Directed by Andy Brown and Brian Lindstrom, Lost Angel: The Genius of Judee Sill is a powerful story of one woman’s passion to find meaning in a world of madness. Set in 1970s LA, Lost Angel unearths the music—and the legacy—of Judee Sill, one of the most intriguing voices of the folk music era that helped define a generation. Beginning with a life of addiction, prison and even armed robbery, Sill skyrocketed to fame yet burned out just as brightly.
Lost Angel is a fitting title for the celebrated rediscovery of one of folk music’s most unique and powerful voices. Often times, it can be difficult to give a holistic portrait of a woman who died almost 50 years ago, but Brown and Lindstrom do their best to breathe life into her story with love and care.
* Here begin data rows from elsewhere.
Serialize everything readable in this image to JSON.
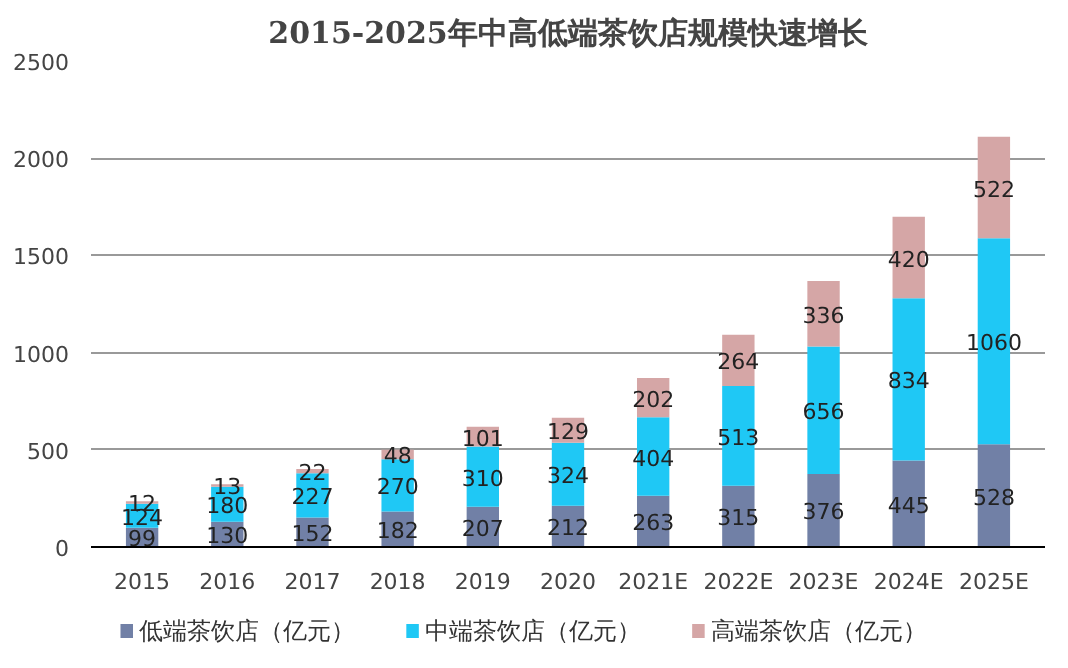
{
  "chart_data": {
    "type": "bar",
    "title": "2015-2025年中高低端茶饮店规模快速增长",
    "categories": [
      "2015",
      "2016",
      "2017",
      "2018",
      "2019",
      "2020",
      "2021E",
      "2022E",
      "2023E",
      "2024E",
      "2025E"
    ],
    "stacked": true,
    "data_labels": true,
    "grid": "y",
    "legend": "bottom",
    "ylim": [
      0,
      2500
    ],
    "yticks": [
      0,
      500,
      1000,
      1500,
      2000,
      2500
    ],
    "series": [
      {
        "name": "低端茶饮店（亿元）",
        "color": "#7180a6",
        "values": [
          99,
          130,
          152,
          182,
          207,
          212,
          263,
          315,
          376,
          445,
          528
        ]
      },
      {
        "name": "中端茶饮店（亿元）",
        "color": "#1fc8f5",
        "values": [
          124,
          180,
          227,
          270,
          310,
          324,
          404,
          513,
          656,
          834,
          1060
        ]
      },
      {
        "name": "高端茶饮店（亿元）",
        "color": "#d5a6a6",
        "values": [
          12,
          13,
          22,
          48,
          101,
          129,
          202,
          264,
          336,
          420,
          522
        ]
      }
    ]
  }
}
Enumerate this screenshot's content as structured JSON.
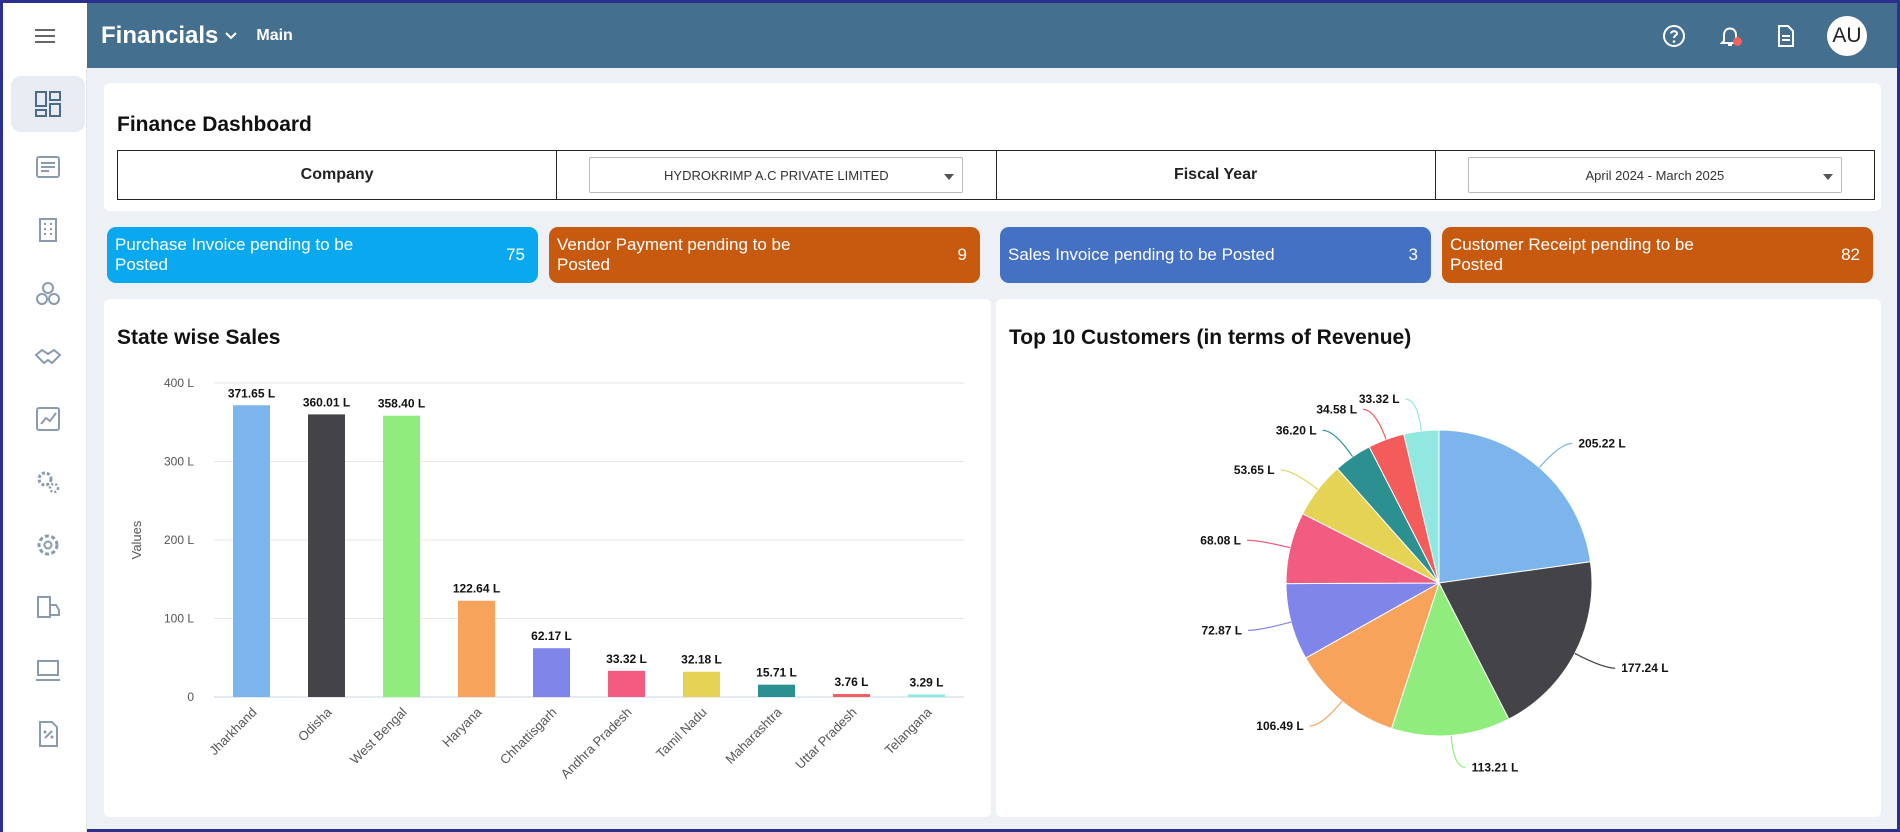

Through her music and diary entries, the film does an excellent job of allowing her to share her story in her own words. As such, despite the fact that her career ended in 1979, there is something about Sill’s voice that makes her feel current. At a time when the world was being turned upside down by social upheaval, Sill was determined to cry out to God for answers when all she had was questions.
In this way, Lost Angel is a fascinating—but appropriate—title for the film. Enduring the pain of abuse in her youth, Sill had both a tragic story and immeasurable talent. With reverence and appreciation, Brown and Lindstrom depict Sill as a woman with a pure heart but still burdened by the weight of her soul. Determined to show the world what she could do, her music had a deep-seeded spiritual quest embedded within it that blurred the line between romantic and divine.
Hers was a voice grappling with the pain of trauma, yet searching for soul.
Lost Angel: The Genius of Judee Sill premiered at DOC NYC.